New Zealand may be far from the rest of the world, but to avoid being isolated and insular, it is vital that we understand and participate in world issues.
One researcher who has done just that for many years is Professor David Fielding, his studies contributing to understanding the economics of low-income developing countries, especially countries in Sub-Saharan Africa.
He explained that the world is connected and we are part of an international community, therefore it’s appropriate we have a global sense of responsibility.
“We may be small, but New Zealand has the resources and skills to assist and take a leadership role in the economics of developing countries, as similar-sized countries like Finland do already. Such participation is enlightened self-interest; we can’t afford to remove ourselves from the problems facing the rest of the world.”
Professor Fielding is working alongside researchers in the UK, participating in a range of studies that seek to understand what drives economic growth in low-income countries.

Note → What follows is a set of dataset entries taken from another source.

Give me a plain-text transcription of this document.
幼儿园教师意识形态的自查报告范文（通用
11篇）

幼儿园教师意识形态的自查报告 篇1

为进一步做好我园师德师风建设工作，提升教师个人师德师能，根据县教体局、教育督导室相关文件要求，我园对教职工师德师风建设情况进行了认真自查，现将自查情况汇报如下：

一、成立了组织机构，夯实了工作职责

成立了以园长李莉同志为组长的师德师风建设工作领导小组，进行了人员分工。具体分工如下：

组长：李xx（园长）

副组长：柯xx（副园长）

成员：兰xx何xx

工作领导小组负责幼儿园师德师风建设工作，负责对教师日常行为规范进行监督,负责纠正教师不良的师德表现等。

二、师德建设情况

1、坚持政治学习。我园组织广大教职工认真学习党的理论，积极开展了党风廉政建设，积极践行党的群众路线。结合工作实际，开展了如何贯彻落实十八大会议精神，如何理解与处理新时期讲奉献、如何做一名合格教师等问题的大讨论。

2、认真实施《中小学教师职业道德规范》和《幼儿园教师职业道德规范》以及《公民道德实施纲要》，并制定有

For example, while large physical distances restrict trade, ethnic and religious differences can also play a role in commerce. A lack of understanding of such complexities can therefore derail potential efforts to improve economies in small, low-income countries with poor infrastructure.
There are multiple constraints to improving development, including political ones, but Professor Fielding emphasized that investing in education is a key in improving communication, integrating communities and improving economies.
“More people speaking the same language means less distance and more connected markets; trade therefore becomes easier.”
Numerous studies across different countries show that integrated markets increase volumes of trade, lessens the price variations following events like drought, and reduce the power of monopolists.
His current research interests include the economics of violent conflict in the Middle East.
He has also looked at the volatility of aid to developing countries, and analysed aid effectiveness. Conventional monitoring looks at a country’s GDP to gauge progress, but his research shows that measuring literacy, life expectancy, fertility and material assets gives a robust and more complete picture of the health of a nation, and the on-going value of aid into developing countries.
Professor Fielding teaches macroeconomics and development economics at the University of Otago.